L’heure est donc à la réconciliation entre le Niger et le Bénin. Selon le ministre nigérien de l’Intérieur et de la Sécurité, Mohamed Toumba, « une nouvelle ère s’ouvre » pour les deux pays. « En choisissant le dialogue plutôt que la confrontation, nous avons créé de la valeur pour nos économies et de la sécurité pour nos populations », a-t-il déclaré. Les acteurs n’oublient pas que derrière l’enjeu sécuritaire se cache celui, tout aussi crucial, de l’économie dans un espace où les populations ont des destins liés. Ce retour à une diplomatie réaliste et pragmatique entre le Bénin et le Niger pourrait servir de cas d’école pour une gestion intelligente des vulnérabilités partagées dans l’espace ouest-africain.
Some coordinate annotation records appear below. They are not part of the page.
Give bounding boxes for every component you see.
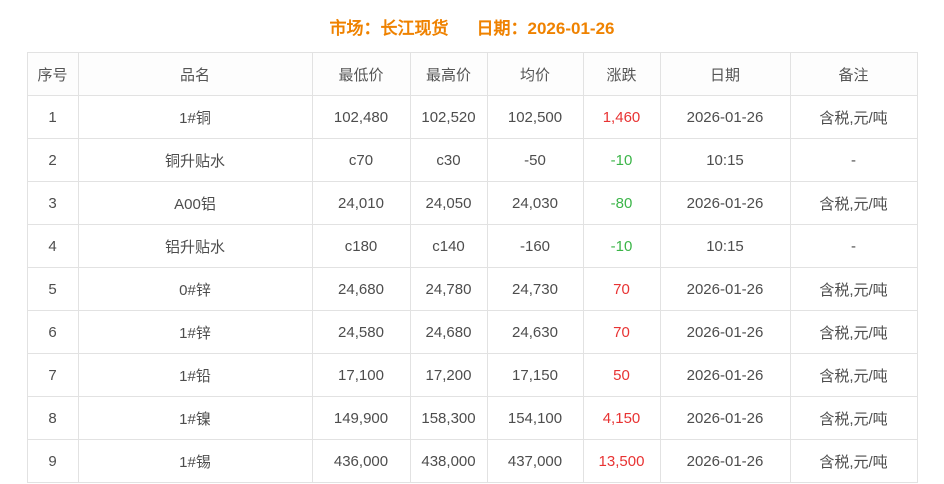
product-name: 铜升贴水 [77, 138, 313, 182]
remark-cell: 含税,元/吨 [789, 267, 918, 311]
high-price: 24,680 [409, 310, 488, 354]
low-price: 24,680 [311, 267, 411, 311]
change-value: 13,500 [582, 439, 661, 483]
avg-price: 154,100 [486, 396, 584, 440]
product-name: 1#铜 [77, 95, 313, 139]
date-cell: 2026-01-26 [659, 95, 791, 139]
product-name: 0#锌 [77, 267, 313, 311]
table-row: 7 1#铅 17,100 17,200 17,150 50 2026-01-26… [26, 353, 918, 397]
row-index: 8 [26, 396, 79, 440]
high-price: 24,050 [409, 181, 488, 225]
change-value: 70 [582, 267, 661, 311]
avg-price: 17,150 [486, 353, 584, 397]
row-index: 1 [26, 95, 79, 139]
low-price: c70 [311, 138, 411, 182]
col-header-low: 最低价 [311, 52, 411, 96]
col-header-seq: 序号 [26, 52, 79, 96]
avg-price: 24,630 [486, 310, 584, 354]
date-cell: 2026-01-26 [659, 439, 791, 483]
remark-cell: 含税,元/吨 [789, 396, 918, 440]
table-row: 9 1#锡 436,000 438,000 437,000 13,500 202… [26, 439, 918, 483]
high-price: 24,780 [409, 267, 488, 311]
product-name: 铝升贴水 [77, 224, 313, 268]
table-row: 1 1#铜 102,480 102,520 102,500 1,460 2026… [26, 95, 918, 139]
row-index: 2 [26, 138, 79, 182]
low-price: 17,100 [311, 353, 411, 397]
change-value: 70 [582, 310, 661, 354]
remark-cell: 含税,元/吨 [789, 95, 918, 139]
product-name: 1#锡 [77, 439, 313, 483]
remark-cell: - [789, 138, 918, 182]
date-cell: 10:15 [659, 224, 791, 268]
avg-price: -160 [486, 224, 584, 268]
remark-cell: 含税,元/吨 [789, 181, 918, 225]
low-price: 102,480 [311, 95, 411, 139]
col-header-avg: 均价 [486, 52, 584, 96]
high-price: 17,200 [409, 353, 488, 397]
product-name: 1#锌 [77, 310, 313, 354]
change-value: 50 [582, 353, 661, 397]
table-row: 4 铝升贴水 c180 c140 -160 -10 10:15 - [26, 224, 918, 268]
product-name: A00铝 [77, 181, 313, 225]
date-cell: 2026-01-26 [659, 353, 791, 397]
high-price: 102,520 [409, 95, 488, 139]
date-cell: 2026-01-26 [659, 396, 791, 440]
row-index: 9 [26, 439, 79, 483]
avg-price: 437,000 [486, 439, 584, 483]
row-index: 4 [26, 224, 79, 268]
low-price: c180 [311, 224, 411, 268]
date-cell: 2026-01-26 [659, 181, 791, 225]
change-value: 4,150 [582, 396, 661, 440]
col-header-remark: 备注 [789, 52, 918, 96]
page-title: 市场：长江现货 日期：2026-01-26 [0, 0, 944, 52]
low-price: 24,580 [311, 310, 411, 354]
header-row: 序号 品名 最低价 最高价 均价 涨跌 日期 备注 [26, 52, 918, 96]
product-name: 1#镍 [77, 396, 313, 440]
high-price: 438,000 [409, 439, 488, 483]
avg-price: 24,730 [486, 267, 584, 311]
table-row: 6 1#锌 24,580 24,680 24,630 70 2026-01-26… [26, 310, 918, 354]
avg-price: 24,030 [486, 181, 584, 225]
remark-cell: 含税,元/吨 [789, 310, 918, 354]
date-cell: 10:15 [659, 138, 791, 182]
row-index: 7 [26, 353, 79, 397]
table-row: 3 A00铝 24,010 24,050 24,030 -80 2026-01-… [26, 181, 918, 225]
row-index: 3 [26, 181, 79, 225]
col-header-date: 日期 [659, 52, 791, 96]
date-cell: 2026-01-26 [659, 267, 791, 311]
low-price: 436,000 [311, 439, 411, 483]
row-index: 5 [26, 267, 79, 311]
date-label: 日期：2026-01-26 [476, 18, 615, 38]
high-price: c30 [409, 138, 488, 182]
high-price: c140 [409, 224, 488, 268]
col-header-product: 品名 [77, 52, 313, 96]
change-value: -10 [582, 138, 661, 182]
remark-cell: 含税,元/吨 [789, 439, 918, 483]
price-table: 序号 品名 最低价 最高价 均价 涨跌 日期 备注 1 1#铜 102,480 … [26, 52, 918, 483]
product-name: 1#铅 [77, 353, 313, 397]
table-row: 5 0#锌 24,680 24,780 24,730 70 2026-01-26… [26, 267, 918, 311]
avg-price: -50 [486, 138, 584, 182]
change-value: -10 [582, 224, 661, 268]
table-row: 8 1#镍 149,900 158,300 154,100 4,150 2026… [26, 396, 918, 440]
table-row: 2 铜升贴水 c70 c30 -50 -10 10:15 - [26, 138, 918, 182]
low-price: 149,900 [311, 396, 411, 440]
high-price: 158,300 [409, 396, 488, 440]
date-cell: 2026-01-26 [659, 310, 791, 354]
market-label: 市场：长江现货 [329, 18, 449, 38]
avg-price: 102,500 [486, 95, 584, 139]
remark-cell: 含税,元/吨 [789, 353, 918, 397]
row-index: 6 [26, 310, 79, 354]
col-header-change: 涨跌 [582, 52, 661, 96]
change-value: 1,460 [582, 95, 661, 139]
change-value: -80 [582, 181, 661, 225]
col-header-high: 最高价 [409, 52, 488, 96]
remark-cell: - [789, 224, 918, 268]
low-price: 24,010 [311, 181, 411, 225]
Réponses endogènes à la crise sécuritaire
Les initiatives de normalisation entre la Cédéao et l’AES devraient se préciser dans les mois à venir. Elles réactivent les logiques de voisinage et soulignent l’urgence de réponses endogènes à l’équation sécuritaire, en écho aux recommandations du secrétaire général de l’ONU, Antonio Guterres, pour « une reprise du dialogue entre tous les pays d’Afrique de l’Ouest ». En décembre 2025, la Russie, partenaire privilégié des pays de l’AES, avait appelé à « la poursuite d’un dialogue pragmatique et mutuellement bénéfique entre la Cédéao et l’AES pour trouver des solutions communes contre les menaces, y compris le terrorisme régional ». Ces signaux indiquent un changement de paradigme dans la coopération internationale, rappelant aux Africains qu’ils doivent eux-mêmes concevoir les solutions les plus efficaces à leurs défis.
Déjà, des protocoles bilatéraux existent entre l’AES et des pays comme le Ghana, la Guinée, le Togo et le Sénégal. Malgré leur retrait de la Cédéao, les régimes militaires du Sahel restent présents au sein de l’UEMOA, et leurs ressortissants continuent de bénéficier de la libre circulation dans l’espace Cédéao. Au final, on s’interroge sur le bien-fondé de ce retrait. La seule réponse renvoie au contentieux initial : la condamnation par la Cédéao des coups d’État et le refus des dirigeants de l’AES de rétablir l’ordre constitutionnel. À bien des égards, la rupture entre l’AES et la Cédéao ressemble à un divorce artificiel ou inachevé.